Le président defacto d’Haïti peut finalement respirer. La foudre du conseil de sécurité de l’ONU s’est abattu sur lui est passée. Le locataire du palais national a été mis en garde par la representante de la France particulièrement, lui encourageant toutefois à faire plus d’efforts.

Il serait souhaitable qu’il n’y était pas. En effet, hormis son discours lassant, le chef de l’état a été pris dans l’étau des représentants des pays membres du conseil de sécurité. Enbarrassé de répondre à un certain nombre de questions pertinentes sur la situation actuelle du pays, le chef de l’État haïtien a fait une piètre prestation.

La représentante de la France n’a pas utilisé la langue de bois pour cracher le morceau au chef de la diplomatie haïtienne. Au regard des crirconstances, elle a informé à M. Moïse que la situation n’est pas tenable sur le long terme.

En fait, celle qui représente l’ancienne métropole d’Haïti a été peu clémente vis-à-vis du président qui a representé la nation en personne. Elle fait état de la préoccupation de son pays par rapport à la putréfaction de la situation en Haiti. Elle rappelle à Jovenel Moise ce qu’il, vraissemblablement, n’aimerait pas entendre, en l’occurrence: qu’il dirige par décret et nombreux d’entre eux font polémique citant en exemple ceux renvoyant les juges et qui crée l’ANI. Il lui rappelle toutefois, que le dénouement à la situation est politique.

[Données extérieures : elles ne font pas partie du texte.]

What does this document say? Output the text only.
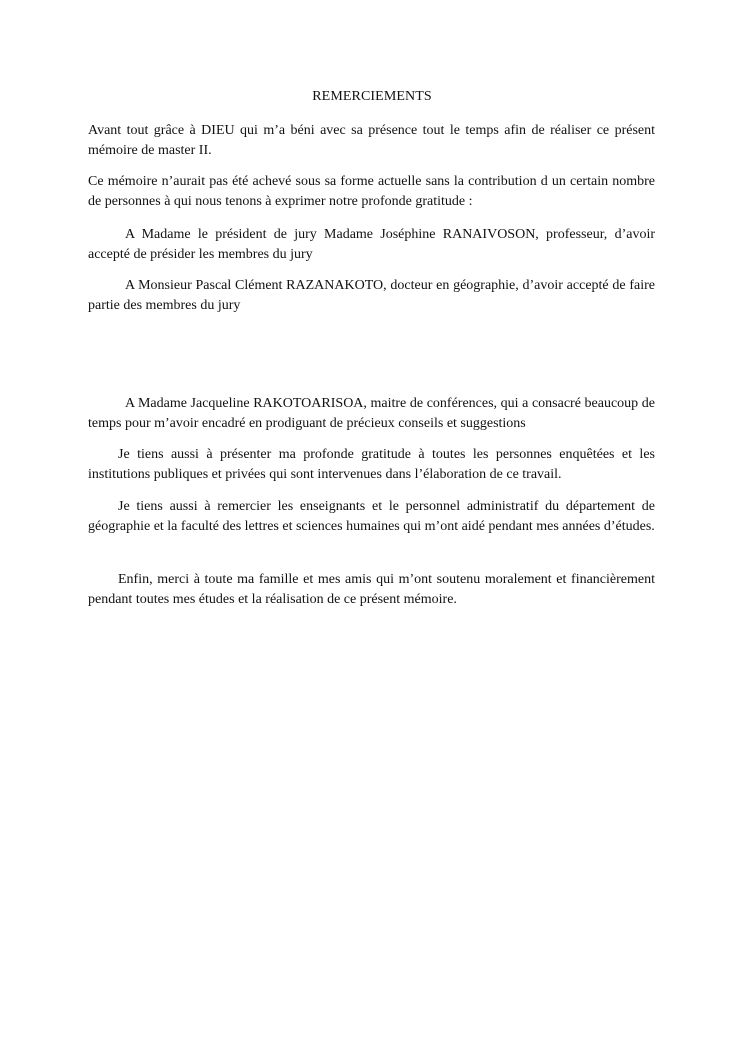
REMERCIEMENTS

Avant tout grâce à DIEU qui m’a béni avec sa présence tout le temps afin de réaliser ce présent mémoire de master II.

Ce mémoire n’aurait pas été achevé sous sa forme actuelle sans la contribution d un certain nombre de personnes à qui nous tenons à exprimer notre profonde gratitude :

A Madame le président de jury Madame Joséphine RANAIVOSON, professeur, d’avoir accepté de présider les membres du jury

A Monsieur Pascal Clément RAZANAKOTO, docteur en géographie, d’avoir accepté de faire partie des membres du jury

A Madame Jacqueline RAKOTOARISOA, maitre de conférences, qui a consacré beaucoup de temps pour m’avoir encadré en prodiguant de précieux conseils et suggestions

Je tiens aussi à présenter ma profonde gratitude à toutes les personnes enquêtées et les institutions publiques et privées qui sont intervenues dans l’élaboration de ce travail.

Je tiens aussi à remercier les enseignants et le personnel administratif du département de géographie et la faculté des lettres et sciences humaines qui m’ont aidé pendant mes années d’études.

Enfin, merci à toute ma famille et mes amis qui m’ont soutenu moralement et financièrement pendant toutes mes études et la réalisation de ce présent mémoire.
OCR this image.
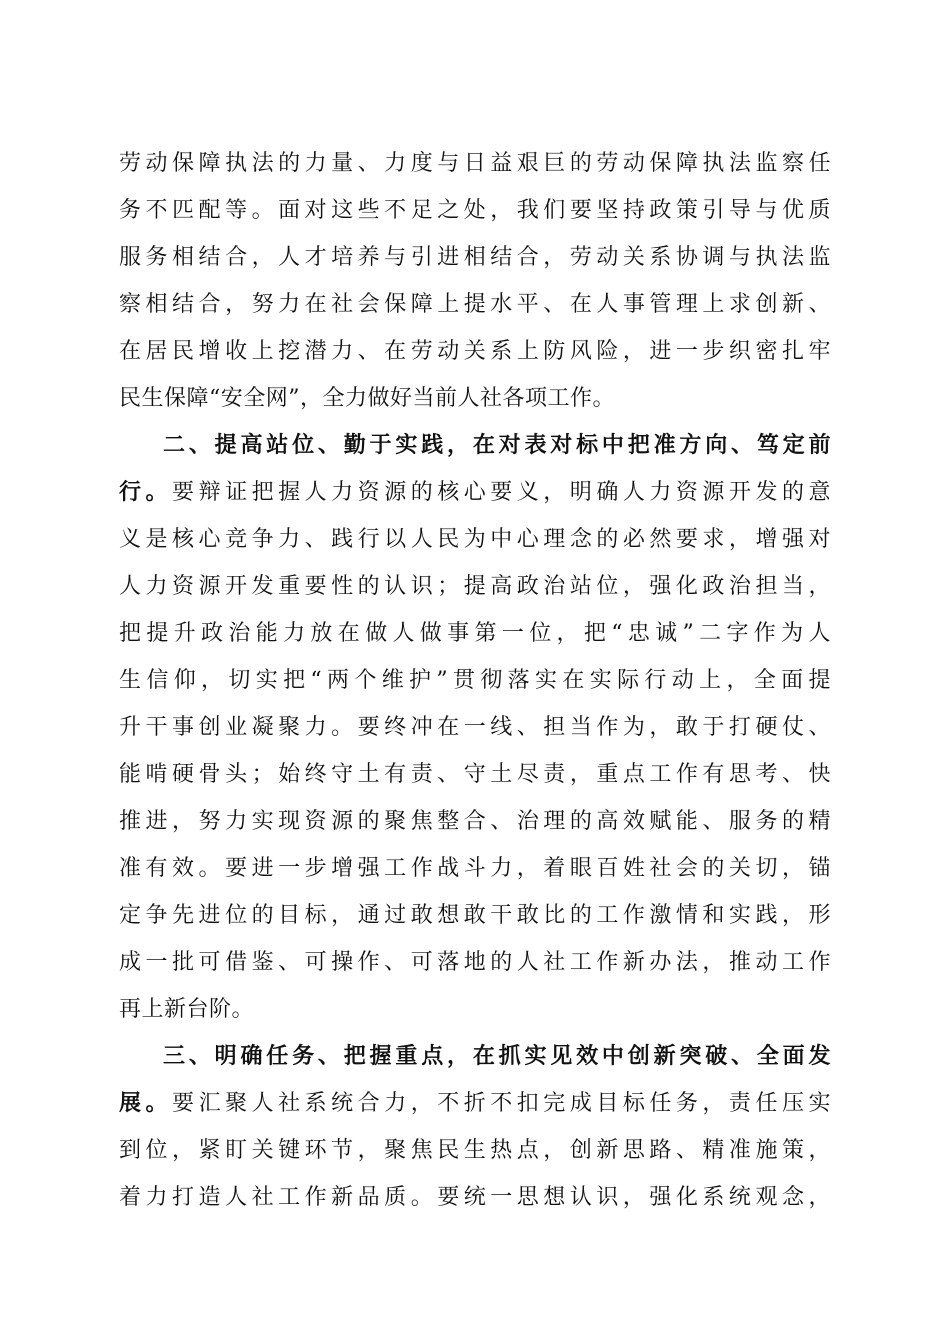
劳动保障执法的力量、力度与日益艰巨的劳动保障执法监察任
务不匹配等。面对这些不足之处，我们要坚持政策引导与优质
服务相结合，人才培养与引进相结合，劳动关系协调与执法监
察相结合，努力在社会保障上提水平、在人事管理上求创新、
在居民增收上挖潜力、在劳动关系上防风险，进一步织密扎牢
民生保障“安全网”，全力做好当前人社各项工作。
二、提高站位、勤于实践，在对表对标中把准方向、笃定前
行。要辩证把握人力资源的核心要义，明确人力资源开发的意
义是核心竞争力、践行以人民为中心理念的必然要求，增强对
人力资源开发重要性的认识；提高政治站位，强化政治担当，
把提升政治能力放在做人做事第一位，把“忠诚”二字作为人
生信仰，切实把“两个维护”贯彻落实在实际行动上，全面提
升干事创业凝聚力。要终冲在一线、担当作为，敢于打硬仗、
能啃硬骨头；始终守土有责、守土尽责，重点工作有思考、快
推进，努力实现资源的聚焦整合、治理的高效赋能、服务的精
准有效。要进一步增强工作战斗力，着眼百姓社会的关切，锚
定争先进位的目标，通过敢想敢干敢比的工作激情和实践，形
成一批可借鉴、可操作、可落地的人社工作新办法，推动工作
再上新台阶。
三、明确任务、把握重点，在抓实见效中创新突破、全面发
展。要汇聚人社系统合力，不折不扣完成目标任务，责任压实
到位，紧盯关键环节，聚焦民生热点，创新思路、精准施策，
着力打造人社工作新品质。要统一思想认识，强化系统观念，
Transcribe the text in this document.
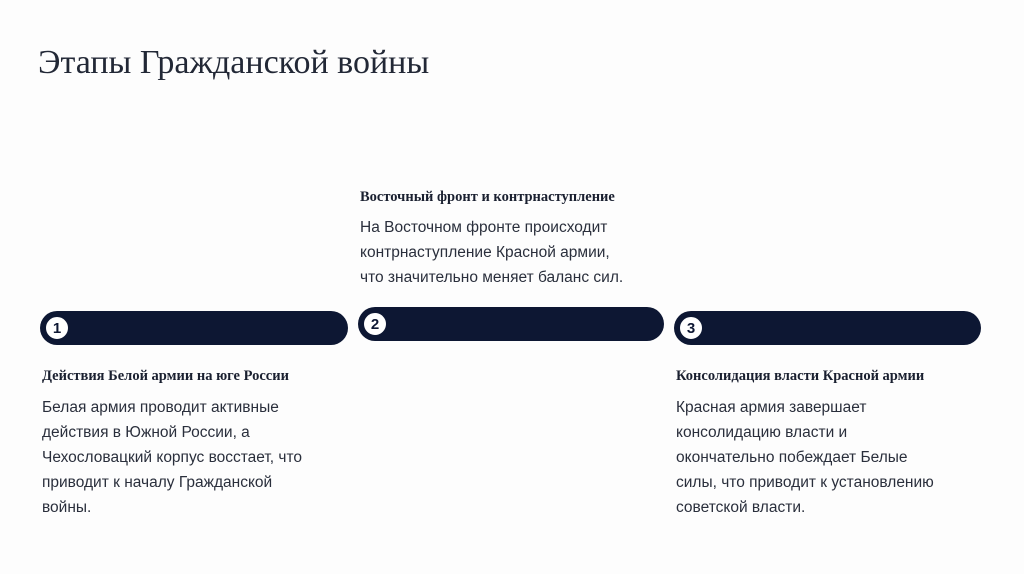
Этапы Гражданской войны
Восточный фронт и контрнаступление
На Восточном фронте происходит
контрнаступление Красной армии,
что значительно меняет баланс сил.
1	2	3
Действия Белой армии на юге России
Белая армия проводит активные
действия в Южной России, а
Чехословацкий корпус восстает, что
приводит к началу Гражданской
войны.
Консолидация власти Красной армии
Красная армия завершает
консолидацию власти и
окончательно побеждает Белые
силы, что приводит к установлению
советской власти.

En référence aux objectifs du chef de l’état, celle qui a pris parole pour la métropole française ne s’enroule pas visiblement. Elle informe au président que son pays est au courant de ses ambitions tout en emettant des doutes. ” la tenue des joutes est un pas dans la bonne direction moyennant qu’elle contribue à resoudre la crise et ne rajoute pas à la confusion actuelle”, précise la dame jurant que trois conditions sont fondamentales pour la tenue de ces scrutins: la sécurité, la distribution accélérée des cartes CIN et un CEP crédible.

En ce qui a trait au référendum annoncé, la France se garde de se prononcer largement, précise sa représentante qui a laissé de glace le locataire du palais national. Cependant, elle formule le voeu que ce processus soit débattu par les forces vives de la nation, que son implication institutionnelle soit à long terme et qu’il ne retarde pas le processus éléctoral.

Outre l’aspect politique, la représentante de la France recomnande un plus fort engagement de l’État en matière de sécurité mais aussi plus de moyens pour la PNH de limiter entre autres, les cas d’enlèvements par les gangs et la multiplication de la violence en Haiti. Et c’est en abordant cet aspect qu’il a fait le buzz international en plantant le chef de l’état à travers sa question concernant Jimmy Chérisier toujours en liberté et l’affaire Dorval encore en souffrance.

Invitant le chef de l’état à regarder les choses avec lucidité, elle lui rappelle que les institutions haitiennes sont sur de mauvaises pentes à cause principalement de la corruption qui ruine la confiance populaire. La pauvreté s’accentue provoquant l’extrême pauvreté. Source de fractures sociales et de tensions, a fait savoir la française tout en réaffirmant au président l’appui inconditionnel de la France au peuple haitien.